Dios te salve, María; llena eres de gracia; el Señor es contigo; bendita Tú eres entre todas las mujeres, y bendito es el fruto de tu vientre, Jesús. Santa María, Madre de Dios, ruega por nosotros, pecadores, ahora y en la hora de nuestra muerte. Amén.

Excelentísima  Virgen María, madre mía y de la humanidad entera, te pido tu gran protección, que donde quiera que yo vaya, tú estés a mi lado, amparándome de todo mal y peligro, alejando todo enemigo y toda mala influencia de mi vida, resguardándome ante toda catástrofe material y ante todo ataque de las fuerzas del mal.

Poderosa Señora, yo confío en ti, por eso así como el Espíritu Santo te ha llenado de las dulzuras de su amor, y te has convertido en la más dulce y misericordiosa, por tu inmensa bondad te pido que algún día, cuando nuestro Dios lo tenga dispuesto, me asistas en el instante de mi partida, para que mi alma se llene de suavidad y de tu amor divino, y que toda pena y amargura se cambie por ti en gozo y felicidad, así sea.

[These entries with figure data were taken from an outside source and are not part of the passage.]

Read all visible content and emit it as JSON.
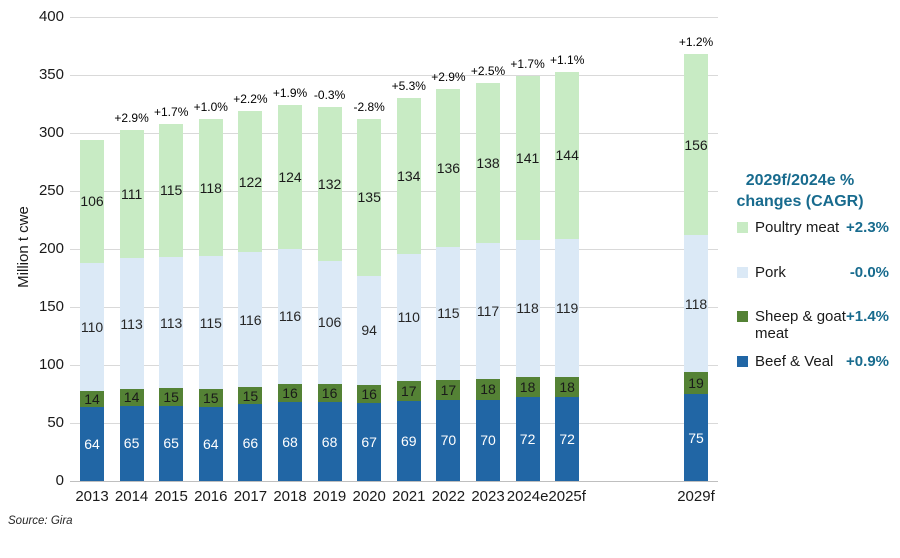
{
  "source": "Source: Gira",
  "colors": {
    "accent_teal": "#186B8E",
    "grid": "#D9D9D9",
    "axis_line": "#BFBFBF",
    "poultry_green": "#C8EBC4",
    "pork_blue": "#DBE9F6",
    "sheep_green": "#548235",
    "beef_blue": "#2166A5"
  },
  "legend": {
    "title": "2029f/2024e %\nchanges (CAGR)",
    "items": [
      {
        "label": "Poultry meat",
        "value": "+2.3%",
        "color": "#C8EBC4"
      },
      {
        "label": "Pork",
        "value": "-0.0%",
        "color": "#DBE9F6"
      },
      {
        "label": "Sheep & goat\nmeat",
        "value": "+1.4%",
        "color": "#548235"
      },
      {
        "label": "Beef & Veal",
        "value": "+0.9%",
        "color": "#2166A5"
      }
    ]
  },
  "chart_data": {
    "type": "bar",
    "stacked": true,
    "title": "",
    "ylabel": "Million t cwe",
    "xlabel": "",
    "ylim": [
      0,
      400
    ],
    "yticks": [
      400,
      350,
      300,
      250,
      200,
      150,
      100,
      50,
      0
    ],
    "grid": true,
    "legend_position": "right",
    "categories": [
      "2013",
      "2014",
      "2015",
      "2016",
      "2017",
      "2018",
      "2019",
      "2020",
      "2021",
      "2022",
      "2023",
      "2024e",
      "2025f",
      "2029f"
    ],
    "growth_labels": [
      "",
      "+2.9%",
      "+1.7%",
      "+1.0%",
      "+2.2%",
      "+1.9%",
      "-0.3%",
      "-2.8%",
      "+5.3%",
      "+2.9%",
      "+2.5%",
      "+1.7%",
      "+1.1%",
      "+1.2%"
    ],
    "series": [
      {
        "name": "Beef & Veal",
        "key": "beef-veal",
        "color": "#2166A5",
        "label_color": "#FFFFFF",
        "values": [
          64,
          65,
          65,
          64,
          66,
          68,
          68,
          67,
          69,
          70,
          70,
          72,
          72,
          75
        ]
      },
      {
        "name": "Sheep & goat meat",
        "key": "sheep-goat-meat",
        "color": "#548235",
        "label_color": "#1A1A1A",
        "values": [
          14,
          14,
          15,
          15,
          15,
          16,
          16,
          16,
          17,
          17,
          18,
          18,
          18,
          19
        ]
      },
      {
        "name": "Pork",
        "key": "pork",
        "color": "#DBE9F6",
        "label_color": "#262626",
        "values": [
          110,
          113,
          113,
          115,
          116,
          116,
          106,
          94,
          110,
          115,
          117,
          118,
          119,
          118
        ]
      },
      {
        "name": "Poultry meat",
        "key": "poultry-meat",
        "color": "#C8EBC4",
        "label_color": "#1A1A1A",
        "values": [
          106,
          111,
          115,
          118,
          122,
          124,
          132,
          135,
          134,
          136,
          138,
          141,
          144,
          156
        ]
      }
    ]
  }
}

La tercer Ave María Por el Amor que le concedió el Espíritu Santo a la Santísima Virgen María, pídele a nuestra amada virgen su bendita protección en todos los momentos de tu vida.

Dios te salve, María; llena eres de gracia; el Señor es contigo; bendita Tú eres entre todas las mujeres, y bendito es el fruto de tu vientre, Jesús. Santa María, Madre de Dios, ruega por nosotros, pecadores, ahora y en la hora de nuestra muerte. Amén.

AMÉN +

Ahora has un Padre Nuestro y un Gloria.